Assume that I have a rating system with $R$ rating classes, the classes have a probability of default $p_{i0}, i=1,2..,R$. The probability of default is the probability that a company in that class has a payment problem within one year.

I have a set of companies that I have to partition over these classes, using one or other model.

Let's say that I classified $N$ companies last year and each rating class contains $N_i$ companies where $\sum_{i=1}^R N_i=N$. Today, one year later, I count the observed number of defaults in each class and I find $d_i$.

I want to test whether my system is well calibrated, i.e. whether these observed numbers of defaults are in line with my a priori fixed probabilities $p_{i0}$.

I define my test statistic as $X^2=\sum_{I=1}^R \frac{(d_i-N_ip_{i0})^2}{N_i p_{i0}}$. If the expected cell counts $N_ip_{i0}$ are not too low and if the defaults in different rating classes are independent, then this test statistic is $\chi^2$, but what is the number of degrees of freedom , is it $R$ (because I have a sum of $R$ squared standard normal random variables that are independent) or is it $R-1$ as in pearson's $\chi^2$ ? If the latter is the case; where do I loose one degree of freedom ( a reference is fine also).

  • $\begingroup$ Wouldn't it be easier to simulate it? You have a model of the data generating process (DGP). You have what you think is a realization of this DGP. Use the probabilities that were fixed a priori to draw a random sample of the same size as the one that you're interested. Compute the statistic. And repeat this a 1000,000 times. Is your statistic measuring the discrepancy between the model and the realization larger or smaller than the threshold value beyond which you say that it isn't well-calibrated? $\endgroup$
    – user31790
    Commented May 23, 2017 at 12:11
  • $\begingroup$ @Toby could you elaborate on that in an answer? $\endgroup$
    – user83346
    Commented May 24, 2017 at 15:05
  • 1
    $\begingroup$ I believe my account of the chi-squared test at stats.stackexchange.com/a/17148/919 completely answers your question. It also provides a standard reference (Kendall & Stuart). $\endgroup$
    – whuber
    Commented May 24, 2017 at 18:14
  • $\begingroup$ @whuber: It is a very good answer and well written, but I don't see in that answer whether it is $R$ or $R-1$ degrees of freedom ? $\endgroup$
    – user83346
    Commented May 25, 2017 at 8:34
  • $\begingroup$ If I may be so bold as to quote from my own post, and substitute your numbers and variable names for the names used there, it reads "I know in advance that the sum of the counts must equal $N$. That's one relationship. I estimated zero parameters from the data. That's zero additional relationships, giving $0+1=1$ total relationships. Presuming they (the parameters) are all (functionally) independent, that leaves only $R−0−1 =R-1$ (functionally) independent 'degrees of freedom': that's the value to use for $\nu$." It remains to you to verify the conditions I enumerated after that passage. $\endgroup$
    – whuber
    Commented May 25, 2017 at 21:38

1 Answer 1


This is an elaboration on the comment made earlier.
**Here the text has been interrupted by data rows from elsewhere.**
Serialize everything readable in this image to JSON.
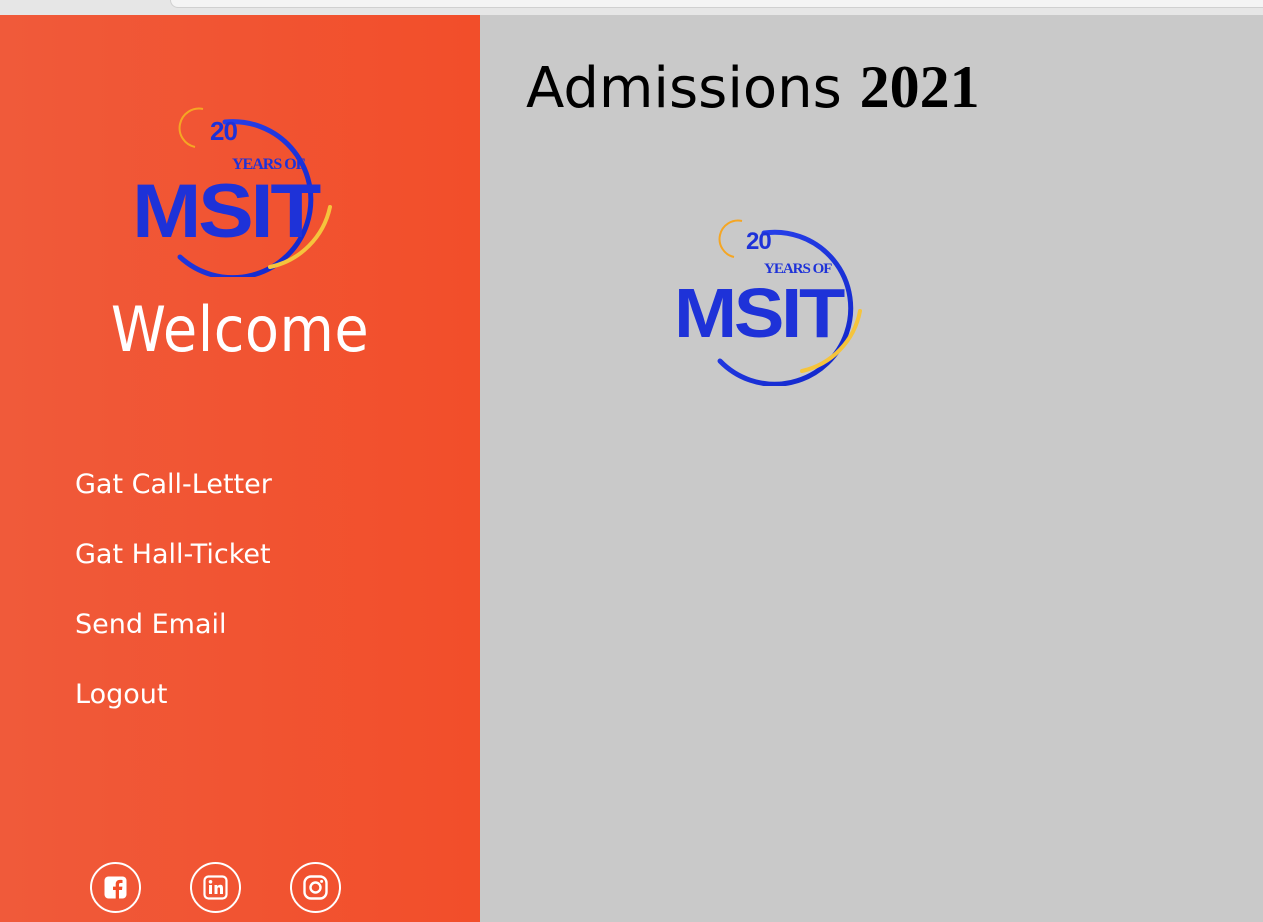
{
  "sidebar": {
    "logo": {
      "number": "20",
      "subtitle": "YEARS OF",
      "name": "MSIT",
      "icon": "msit-20-years-logo"
    },
    "welcome": "Welcome",
    "nav": [
      {
        "label": "Gat Call-Letter"
      },
      {
        "label": "Gat Hall-Ticket"
      },
      {
        "label": "Send Email"
      },
      {
        "label": "Logout"
      }
    ],
    "social": [
      {
        "icon": "facebook-icon"
      },
      {
        "icon": "linkedin-icon"
      },
      {
        "icon": "instagram-icon"
      }
    ]
  },
  "main": {
    "title_word": "Admissions",
    "title_year": "2021",
    "logo": {
      "number": "20",
      "subtitle": "YEARS OF",
      "name": "MSIT",
      "icon": "msit-20-years-logo"
    }
  },
  "colors": {
    "sidebar_bg": "#f24e2a",
    "main_bg": "#c9c9c9",
    "logo_blue": "#1e32d8",
    "logo_yellow": "#f5c43c",
    "text_light": "#ffffff"
  }
}
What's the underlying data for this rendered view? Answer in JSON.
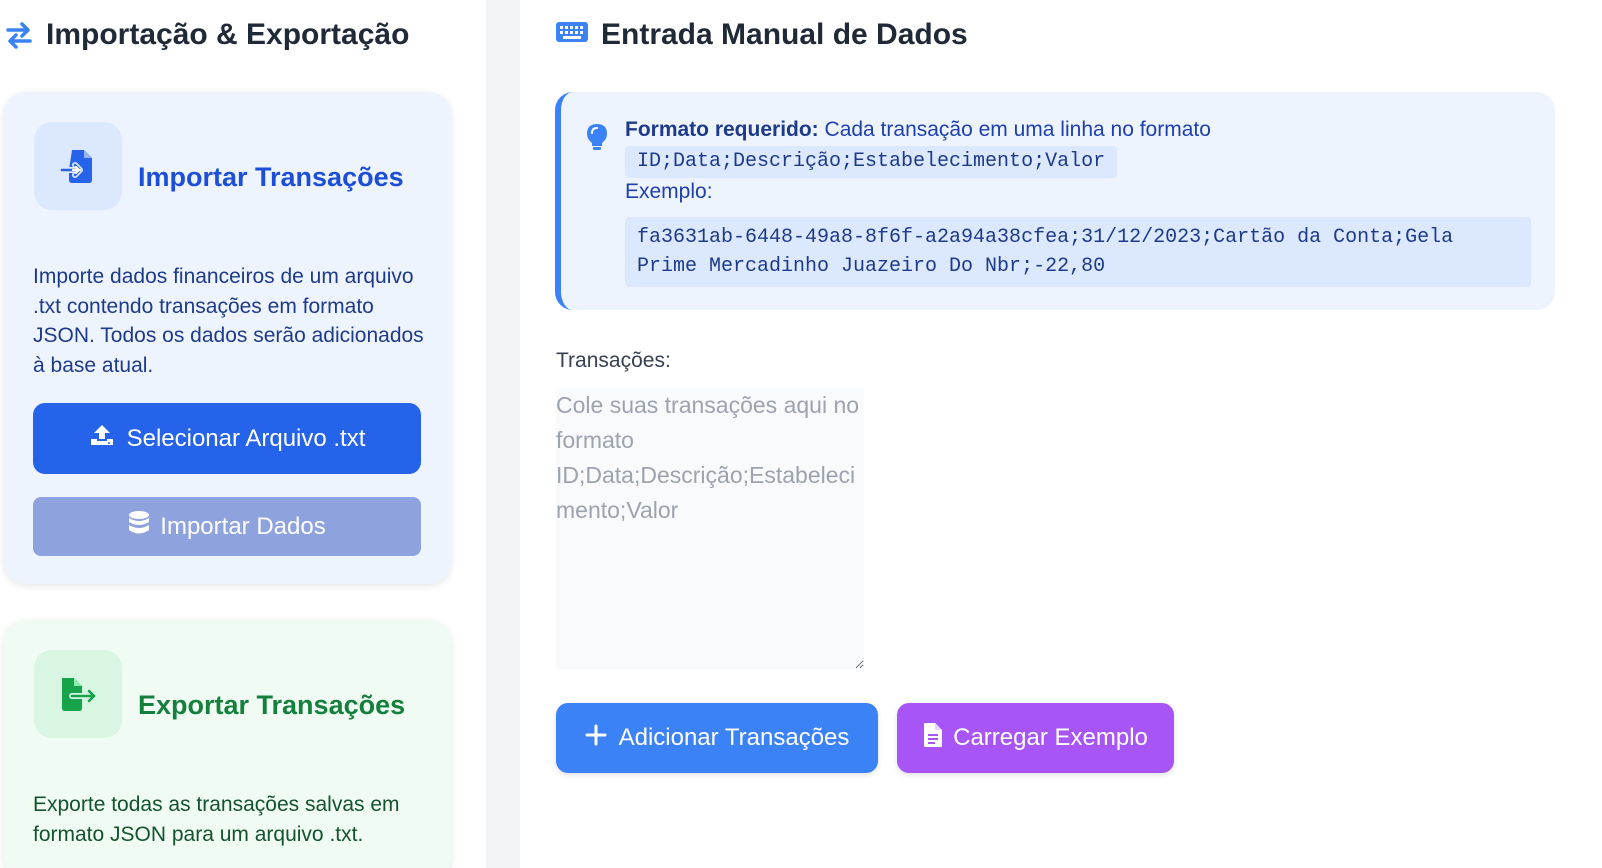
{
  "left_panel": {
    "title": "Importação & Exportação",
    "title_icon": "arrows-exchange-icon",
    "import_card": {
      "title": "Importar Transações",
      "icon": "file-import-icon",
      "description": "Importe dados financeiros de um arquivo .txt contendo transações em formato JSON. Todos os dados serão adicionados à base atual.",
      "select_button_label": "Selecionar Arquivo .txt",
      "import_button_label": "Importar Dados"
    },
    "export_card": {
      "title": "Exportar Transações",
      "icon": "file-export-icon",
      "description": "Exporte todas as transações salvas em formato JSON para um arquivo .txt."
    }
  },
  "right_panel": {
    "title": "Entrada Manual de Dados",
    "title_icon": "keyboard-icon",
    "info": {
      "label": "Formato requerido:",
      "text": " Cada transação em uma linha no formato",
      "format_code": "ID;Data;Descrição;Estabelecimento;Valor",
      "example_label": "Exemplo:",
      "example_line1": "fa3631ab-6448-49a8-8f6f-a2a94a38cfea;31/12/2023;Cartão da Conta;Gela",
      "example_line2": "Prime Mercadinho Juazeiro Do Nbr;-22,80"
    },
    "transactions": {
      "label": "Transações:",
      "placeholder": "Cole suas transações aqui no formato ID;Data;Descrição;Estabelecimento;Valor",
      "value": ""
    },
    "add_button_label": "Adicionar Transações",
    "example_button_label": "Carregar Exemplo"
  },
  "colors": {
    "primary": "#2563eb",
    "primary_light": "#3b82f6",
    "disabled": "#8ea3dd",
    "purple": "#a855f7",
    "export_green": "#15803d"
  }
}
If I've understood the problem correctly then you have a model and you want to know whether this model is a good model of reality. The model you have is a model of company defaults. There are $R-$different kinds or classes of companies. Each class consists of $N_i-$companies. And each company in these $R-$classes has a probability of $p_i$ of defaulting in a year. You know the number of companies in each class and you have a guess as to what $p_i$ is. And what you ask when you ask whether it's a good model is whether these probabilities are good guesses.

Now to measure whether this guess as to what the probabilities are good you quantify the discrepancy between the model and reality by taking the squared difference between what was expected under the model and what actually happened divided by what was expected under the model. This statistic follows a $\chi^2-$distribution. You don't know however which one.

What I am suggesting is to treat your model as the null hypothesis. Assume that the model is true and that for some reason you've managed to guess the right probabilities. How would the distribution of this statistic look like if the model were true? To find out you:

  1. Run $R-$ binomial trials of size $N_i$ with probability of success $p_i$ with $i=1,2,..,R$. These are your classes and defaults;

  2. Divide the number of successes by the number of trials for each class separately. This is $N_i p_i$ in the statistic.

  3. Compute the statistic by comparing this simulation to the model and store it;

  4. Repeat steps 1 - 3 a large number of times e.g. 1,000,000;

  5. See what proportion of these simulated statistics are larger than the statistic you've computed by comparing your model to reality. If this proportion is smaller than say 5% or some other threshold value, then you have a statistically significant result.

On a side note: why are you using this statistic? Why not quantify how large the losses are from acting on this model as if it were true or how much money is lost through defaults and do steps 1-5 for that. This would seem more meaningful to me as this is what you're trying to avoid, correct?